Америка повторно описала шарнирный полукруг, нашла веретённое цевьё, утвердилась на нём, — причём уже независимо от материка Алексей Петрович накренился, мелко перебравши цыпочками (точнёхонько попадая в каждый из бубенцовых взрывчиков), — настырный пастырев перст, сохраняя сердоликовый обруч у основания, забурел темнее электрона, будто пирамидальные Гелиосовы дочери наплакали его, — а за витражом, оттопыривши от
Трибада даже и прервала просеивание, чтобы окатить своим мрачным шкиперским взглядом задок Лидочки (вздрогнувшей, ибо женщины… — куда чутче лесбиянок, —
Мимо! Мимо неё, шнурками бия по полу (где-то он уже нахлёстывал похожий ритм!), прошествовал Алексей Петрович, прощальным взором удостоверяясь в способности соевой капли к сверхвыживанию: так к узорно-пятнистому, бредово-небридовому древесному бедру, истекающему лимфой, сбираемой в бутылку из-под водки, липнет взгляд, будучи не в силах от мученицы оторваться, ждущий, требующий, участвующий в изуверской процедуре, узаконенной миром — с бессовестно оттопыренной упырьей губой, — жаждущим (пуще, нежели ретивый Ретиф — белого винца!) берёзового блеяния.

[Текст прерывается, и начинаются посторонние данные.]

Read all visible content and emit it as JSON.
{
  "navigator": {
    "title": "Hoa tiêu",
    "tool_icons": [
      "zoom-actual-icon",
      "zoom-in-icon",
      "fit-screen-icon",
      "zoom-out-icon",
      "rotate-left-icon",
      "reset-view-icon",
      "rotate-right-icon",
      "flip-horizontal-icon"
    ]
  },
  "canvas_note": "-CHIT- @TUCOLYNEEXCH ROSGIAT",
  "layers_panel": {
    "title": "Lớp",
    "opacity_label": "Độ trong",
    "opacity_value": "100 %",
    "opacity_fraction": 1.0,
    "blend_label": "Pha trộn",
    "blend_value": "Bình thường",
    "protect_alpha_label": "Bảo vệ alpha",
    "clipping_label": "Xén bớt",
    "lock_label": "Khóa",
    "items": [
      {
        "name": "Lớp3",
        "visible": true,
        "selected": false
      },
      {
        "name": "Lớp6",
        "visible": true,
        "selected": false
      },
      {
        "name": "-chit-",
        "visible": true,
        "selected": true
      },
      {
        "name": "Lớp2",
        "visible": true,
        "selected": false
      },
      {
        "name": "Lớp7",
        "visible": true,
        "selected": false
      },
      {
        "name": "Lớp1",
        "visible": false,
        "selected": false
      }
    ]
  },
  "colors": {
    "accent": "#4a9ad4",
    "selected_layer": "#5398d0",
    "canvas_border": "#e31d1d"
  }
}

Наконец, василисковому глазу Алексея Петровича покорясь, обрушился мотоцикл, и, поджав ноги, — замер, с наслаждением прикурнувши к свастикой треснувшему окну. Заоколичное торжество. Вой. Голый торс бора, негритянский, точно к раунду плебейского мордобития изготовившийся. А сзади, сбирая весь калым бородулевого бородоненавистничества, сперва предназначавшегося Алексею Петровичу, плёлся Пётр Алексеевич, сутулясь под тяжестью чилийской лозы и от давней почечной болезни, которую подхватил, как Никий — однажды выбравшись на природу. «И всё-таки покинуть его! Завтра же!» — и шнурки шёлкали далее; уходя из ресторана, Алексей Петрович, всей поверхностью кожи отдаваясь азиатской угодливости, мог вообразить себя достославным идиотом-меченосцем Куросавы, — не наполняй залу трезвон советского Нового года, переслащённый до приторности Чайковским, презанятно усовершенствовавшим Халявину синекуру.

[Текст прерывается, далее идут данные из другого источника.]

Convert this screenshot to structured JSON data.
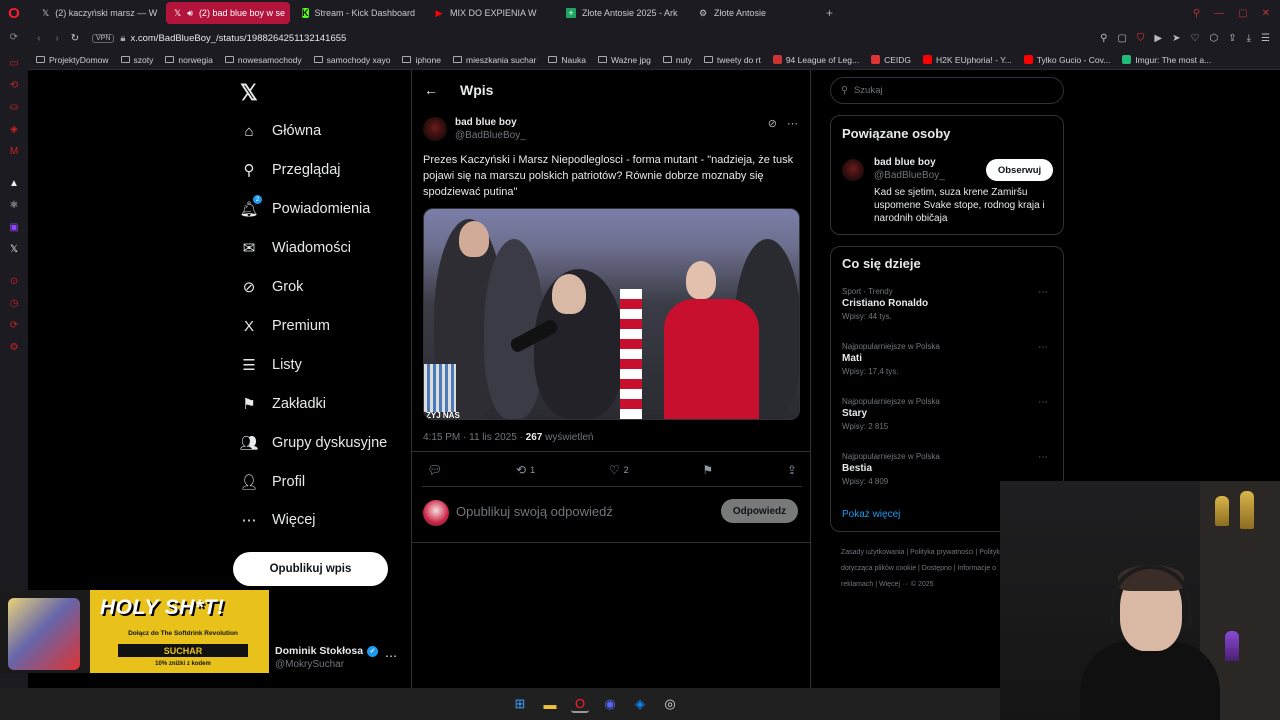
{
  "browser": {
    "tabs": [
      {
        "label": "(2) kaczyński marsz — W",
        "icon": "x-icon",
        "active": false
      },
      {
        "label": "(2) bad blue boy w se",
        "icon": "x-icon",
        "active": true
      },
      {
        "label": "Stream - Kick Dashboard",
        "icon": "kick-icon",
        "active": false
      },
      {
        "label": "MIX DO EXPIENIA W",
        "icon": "youtube-icon",
        "active": false
      },
      {
        "label": "Złote Antosie 2025 - Ark",
        "icon": "sheets-icon",
        "active": false
      },
      {
        "label": "Złote Antosie",
        "icon": "page-icon",
        "active": false
      }
    ],
    "vpn_label": "VPN",
    "url": "x.com/BadBlueBoy_/status/1988264251132141655",
    "bookmarks": [
      "ProjektyDomow",
      "szoty",
      "norwegia",
      "nowesamochody",
      "samochody xayo",
      "iphone",
      "mieszkania suchar",
      "Nauka",
      "Ważne jpg",
      "nuty",
      "tweety do rt",
      "94 League of Leg...",
      "CEIDG",
      "H2K EUphoria! - Y...",
      "Tylko Gucio - Cov...",
      "Imgur: The most a..."
    ]
  },
  "x_nav": {
    "logo": "𝕏",
    "items": [
      {
        "label": "Główna",
        "icon": "home-icon",
        "glyph": "⌂"
      },
      {
        "label": "Przeglądaj",
        "icon": "search-icon",
        "glyph": "⚲"
      },
      {
        "label": "Powiadomienia",
        "icon": "bell-icon",
        "glyph": "🔔︎",
        "badge": "2"
      },
      {
        "label": "Wiadomości",
        "icon": "mail-icon",
        "glyph": "✉"
      },
      {
        "label": "Grok",
        "icon": "grok-icon",
        "glyph": "⊘"
      },
      {
        "label": "Premium",
        "icon": "x-premium-icon",
        "glyph": "X"
      },
      {
        "label": "Listy",
        "icon": "list-icon",
        "glyph": "☰"
      },
      {
        "label": "Zakładki",
        "icon": "bookmark-icon",
        "glyph": "⚑"
      },
      {
        "label": "Grupy dyskusyjne",
        "icon": "community-icon",
        "glyph": "👥︎"
      },
      {
        "label": "Profil",
        "icon": "profile-icon",
        "glyph": "👤︎"
      },
      {
        "label": "Więcej",
        "icon": "more-circle-icon",
        "glyph": "⋯"
      }
    ],
    "post_button": "Opublikuj wpis"
  },
  "main": {
    "title": "Wpis",
    "tweet": {
      "author_name": "bad blue boy",
      "author_handle": "@BadBlueBoy_",
      "text": "Prezes Kaczyński i Marsz Niepodleglosci - forma mutant - \"nadzieja, że tusk pojawi się na marszu polskich patriotów? Równie dobrze moznaby się spodziewać putina\"",
      "time": "4:15 PM · 11 lis 2025 · ",
      "views_count": "267",
      "views_label": " wyświetleń",
      "media_caption": "ZYJ NAS",
      "retweets": "1",
      "likes": "2"
    },
    "reply": {
      "placeholder": "Opublikuj swoją odpowiedź",
      "button": "Odpowiedz"
    }
  },
  "right": {
    "search_placeholder": "Szukaj",
    "related": {
      "title": "Powiązane osoby",
      "name": "bad blue boy",
      "handle": "@BadBlueBoy_",
      "bio": "Kad se sjetim, suza krene Zamiršu uspomene Svake stope, rodnog kraja i narodnih običaja",
      "follow": "Obserwuj"
    },
    "trends": {
      "title": "Co się dzieje",
      "items": [
        {
          "category": "Sport · Trendy",
          "name": "Cristiano Ronaldo",
          "count": "Wpisy: 44 tys."
        },
        {
          "category": "Najpopularniejsze w Polska",
          "name": "Mati",
          "count": "Wpisy: 17,4 tys."
        },
        {
          "category": "Najpopularniejsze w Polska",
          "name": "Stary",
          "count": "Wpisy: 2 815"
        },
        {
          "category": "Najpopularniejsze w Polska",
          "name": "Bestia",
          "count": "Wpisy: 4 809"
        }
      ],
      "show_more": "Pokaż więcej"
    },
    "footer": "Zasady użytkowania | Polityka prywatności | Polityka dotycząca plików cookie | Dostępno | Informacje o reklamach | Więcej ··· © 2025"
  },
  "overlay": {
    "promo_title": "HOLY SH*T!",
    "promo_sub": "Dołącz do The Softdrink Revolution",
    "promo_brand": "SUCHAR",
    "promo_code": "10% zniżki z kodem",
    "user_name": "Dominik Stokłosa",
    "user_handle": "@MokrySuchar"
  },
  "taskbar": [
    "windows-start-icon",
    "file-explorer-icon",
    "opera-icon",
    "discord-icon",
    "messenger-icon",
    "obs-icon"
  ],
  "colors": {
    "accent": "#1d9bf0",
    "active_tab": "#b3143c",
    "opera": "#ff1b2d"
  }
}
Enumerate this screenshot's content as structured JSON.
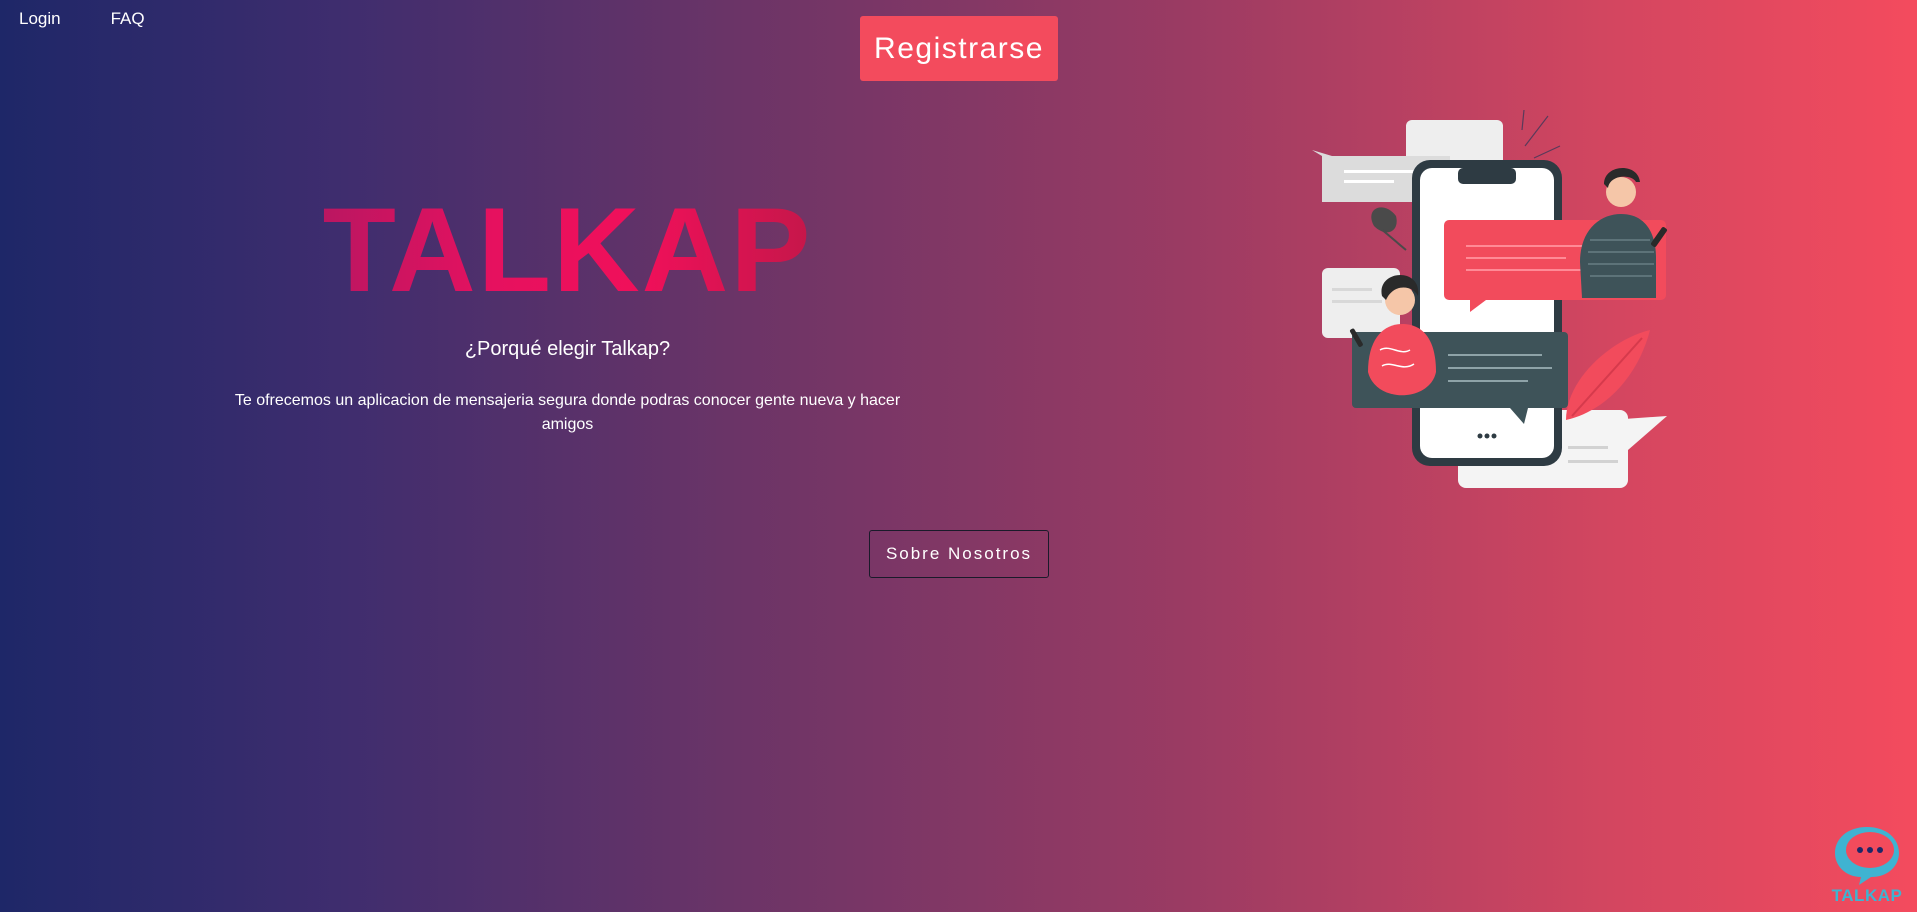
{
  "nav": {
    "login_label": "Login",
    "faq_label": "FAQ"
  },
  "header": {
    "register_label": "Registrarse"
  },
  "hero": {
    "brand_title": "TALKAP",
    "subtitle": "¿Porqué elegir Talkap?",
    "description": "Te ofrecemos un aplicacion de mensajeria segura donde podras conocer gente nueva y hacer amigos"
  },
  "about": {
    "button_label": "Sobre Nosotros"
  },
  "logo": {
    "text": "TALKAP",
    "icon": "chat-bubble-icon"
  },
  "illustration": {
    "icon": "chat-illustration"
  },
  "colors": {
    "gradient_start": "#1e2768",
    "gradient_end": "#f44b5e",
    "register_button": "#f34b5d",
    "logo_accent": "#3fb3d1"
  }
}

А снаружи бушевал ветер. Алексей Петрович подставил ему шершавую кожу ланит, гримасничая, отворотил рот в сторону львиц, — свирепых сейчас, словно разродившихся от бремени, и заглотивших по многоваттовой плошке, озарявшей, вкупе с разорванным теперь термометром, их чёрные затупленные резцы, — вдохнул лонешний запах соломы. Грохнула дверь; пробежал, раскрывши объятия и с початой бутылкой рома, азиатец, вырывая Алексея Петровича из ступора, увлекая вслед за собой его, неспособного унять взор, всё примечающий в этой, уже уверившейся в своём нимфовом спасении, лучащейся Америки: как, например, севши за руль, Лидочка сложила ворсистую свою ляжку, хлопнула дверцей, защемив бахрому шали, приоткрыла и, втянувши материю словно хвост, чавкнула замком; и каждое движение мачехи находило ритмичный отзыв сначала в ледяном ситцевом прикосновении, затем в пожатии мускулистой шины, а после — в наложении мужских рук на ещё тёплый мотоциклов зад:
— Точно туша пожертвованного Митре быка, упрямясь тьме, сберегла жар волоокого, как розовощёкий тицианов Дук, Божества… что это я?!..
— Хай! — воздевши бутыль к небесам, поприветствовал Алексея Петровича, уже взнуздавший мотоцикл, азиат, — и опять присосался к струе рома.